In conclusion, then, there is no reason why all issues arising out of a tort claim must be resolved by reference to the law of the same jurisdiction. Where the issue involves standards of conduct, it is more than likely that it is the law of the place of the tort which will be controlling but the disposition of other issues must turn, as does the issue of the standard of conduct itself, on the law of the jurisdiction which has the strongest interest in the resolution of the particular issue presented.
[Id. 240 N.Y.S.2d at 752, 191 N.E.2d at 285.]

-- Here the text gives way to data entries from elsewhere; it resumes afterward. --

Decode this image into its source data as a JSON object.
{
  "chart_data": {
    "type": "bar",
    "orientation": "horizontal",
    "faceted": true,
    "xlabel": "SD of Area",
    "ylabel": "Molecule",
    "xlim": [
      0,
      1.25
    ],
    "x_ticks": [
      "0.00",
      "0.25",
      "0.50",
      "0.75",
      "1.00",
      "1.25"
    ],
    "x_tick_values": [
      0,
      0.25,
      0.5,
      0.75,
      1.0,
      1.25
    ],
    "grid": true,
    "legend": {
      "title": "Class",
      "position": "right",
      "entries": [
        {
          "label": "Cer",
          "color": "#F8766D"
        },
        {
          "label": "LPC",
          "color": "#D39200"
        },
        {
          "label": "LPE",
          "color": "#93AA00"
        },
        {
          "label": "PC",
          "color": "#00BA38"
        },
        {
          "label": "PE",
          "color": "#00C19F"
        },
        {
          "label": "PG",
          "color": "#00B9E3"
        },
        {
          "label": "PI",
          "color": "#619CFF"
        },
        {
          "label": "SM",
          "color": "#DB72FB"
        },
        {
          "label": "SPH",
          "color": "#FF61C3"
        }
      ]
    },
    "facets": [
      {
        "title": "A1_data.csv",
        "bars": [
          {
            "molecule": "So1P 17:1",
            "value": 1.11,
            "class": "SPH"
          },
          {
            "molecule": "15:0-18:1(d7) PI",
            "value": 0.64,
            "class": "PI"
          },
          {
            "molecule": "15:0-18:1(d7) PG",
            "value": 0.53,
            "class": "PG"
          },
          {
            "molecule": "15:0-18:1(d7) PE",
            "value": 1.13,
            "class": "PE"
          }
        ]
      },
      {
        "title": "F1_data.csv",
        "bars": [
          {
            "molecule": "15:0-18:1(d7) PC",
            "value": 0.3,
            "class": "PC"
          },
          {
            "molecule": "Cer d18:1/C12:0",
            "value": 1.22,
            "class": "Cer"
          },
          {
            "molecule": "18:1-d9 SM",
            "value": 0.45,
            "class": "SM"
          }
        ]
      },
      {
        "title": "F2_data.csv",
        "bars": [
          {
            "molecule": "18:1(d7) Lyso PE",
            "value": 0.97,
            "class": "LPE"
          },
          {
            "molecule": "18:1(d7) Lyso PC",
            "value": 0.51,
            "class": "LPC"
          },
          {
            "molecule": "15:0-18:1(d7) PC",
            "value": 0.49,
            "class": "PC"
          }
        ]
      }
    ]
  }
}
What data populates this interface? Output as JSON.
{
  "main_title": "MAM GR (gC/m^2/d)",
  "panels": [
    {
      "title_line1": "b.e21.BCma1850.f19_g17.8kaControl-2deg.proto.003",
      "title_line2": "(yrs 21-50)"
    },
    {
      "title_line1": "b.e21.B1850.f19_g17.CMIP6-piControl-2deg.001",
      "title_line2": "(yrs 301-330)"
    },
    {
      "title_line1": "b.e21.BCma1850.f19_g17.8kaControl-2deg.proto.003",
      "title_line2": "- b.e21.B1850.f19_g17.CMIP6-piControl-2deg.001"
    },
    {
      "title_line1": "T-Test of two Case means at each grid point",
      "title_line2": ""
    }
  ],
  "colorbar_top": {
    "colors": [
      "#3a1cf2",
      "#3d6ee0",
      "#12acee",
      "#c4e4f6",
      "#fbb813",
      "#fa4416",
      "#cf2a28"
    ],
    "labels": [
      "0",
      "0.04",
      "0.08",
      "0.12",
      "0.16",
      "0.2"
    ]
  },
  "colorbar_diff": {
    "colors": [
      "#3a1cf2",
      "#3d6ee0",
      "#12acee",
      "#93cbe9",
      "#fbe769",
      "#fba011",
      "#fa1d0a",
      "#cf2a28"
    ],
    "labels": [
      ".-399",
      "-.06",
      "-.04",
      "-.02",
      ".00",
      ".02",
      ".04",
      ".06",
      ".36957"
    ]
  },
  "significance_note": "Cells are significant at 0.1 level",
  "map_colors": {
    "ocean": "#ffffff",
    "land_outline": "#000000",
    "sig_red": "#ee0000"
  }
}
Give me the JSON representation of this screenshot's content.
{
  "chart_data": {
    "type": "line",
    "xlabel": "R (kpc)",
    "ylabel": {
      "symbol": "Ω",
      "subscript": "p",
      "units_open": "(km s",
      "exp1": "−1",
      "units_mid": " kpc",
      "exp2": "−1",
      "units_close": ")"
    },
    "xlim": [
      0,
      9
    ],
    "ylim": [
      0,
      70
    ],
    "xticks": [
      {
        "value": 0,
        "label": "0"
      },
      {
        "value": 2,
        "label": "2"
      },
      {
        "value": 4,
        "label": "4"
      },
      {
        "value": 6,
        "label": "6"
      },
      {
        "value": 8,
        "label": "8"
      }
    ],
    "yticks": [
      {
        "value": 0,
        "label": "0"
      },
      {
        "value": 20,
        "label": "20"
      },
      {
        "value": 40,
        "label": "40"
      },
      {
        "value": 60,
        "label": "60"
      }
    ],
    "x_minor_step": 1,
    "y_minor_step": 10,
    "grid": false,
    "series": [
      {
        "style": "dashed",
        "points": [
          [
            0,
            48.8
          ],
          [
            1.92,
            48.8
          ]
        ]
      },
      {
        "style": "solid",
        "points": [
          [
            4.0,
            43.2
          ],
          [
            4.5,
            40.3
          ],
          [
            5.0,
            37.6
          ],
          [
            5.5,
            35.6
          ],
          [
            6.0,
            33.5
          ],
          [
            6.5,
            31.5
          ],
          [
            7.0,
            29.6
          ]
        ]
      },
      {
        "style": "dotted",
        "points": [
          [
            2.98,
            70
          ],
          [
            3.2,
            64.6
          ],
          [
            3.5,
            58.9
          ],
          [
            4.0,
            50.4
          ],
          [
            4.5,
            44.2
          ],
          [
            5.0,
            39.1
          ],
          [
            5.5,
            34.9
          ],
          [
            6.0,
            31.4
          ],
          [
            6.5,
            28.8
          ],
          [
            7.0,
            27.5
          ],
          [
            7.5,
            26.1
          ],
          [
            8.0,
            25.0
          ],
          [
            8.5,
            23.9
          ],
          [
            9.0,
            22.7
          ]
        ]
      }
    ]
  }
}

The New Jersey Supreme Court has adopted the rationale expressed in Babcock. See Mellk v. Sarahson, 49 N.J. 226, 229 A.2d 625 (1967); Pfau v. Trent Aluminum Co., 55 N.J. 511, 263 A.2d 129 (1970). In Veazey v. Doremus, 103 N.J. 244, 510 A.2d 1187 (1986), the Court established the following framework for analyzing choice of law problems:

The first step in the analysis is to determine whether a conflict exists between the law of the interested states. Any such conflict is to be determined on an issue-by-issue basis. If an actual conflict exists, the next step is to identify the governmental policies underlying the law of each state and how those policies are affected by each state's contacts to the litigation and to the parties. If a state's contacts are not related to the policies underlying its law, then the state does not possess an interest in having its law apply.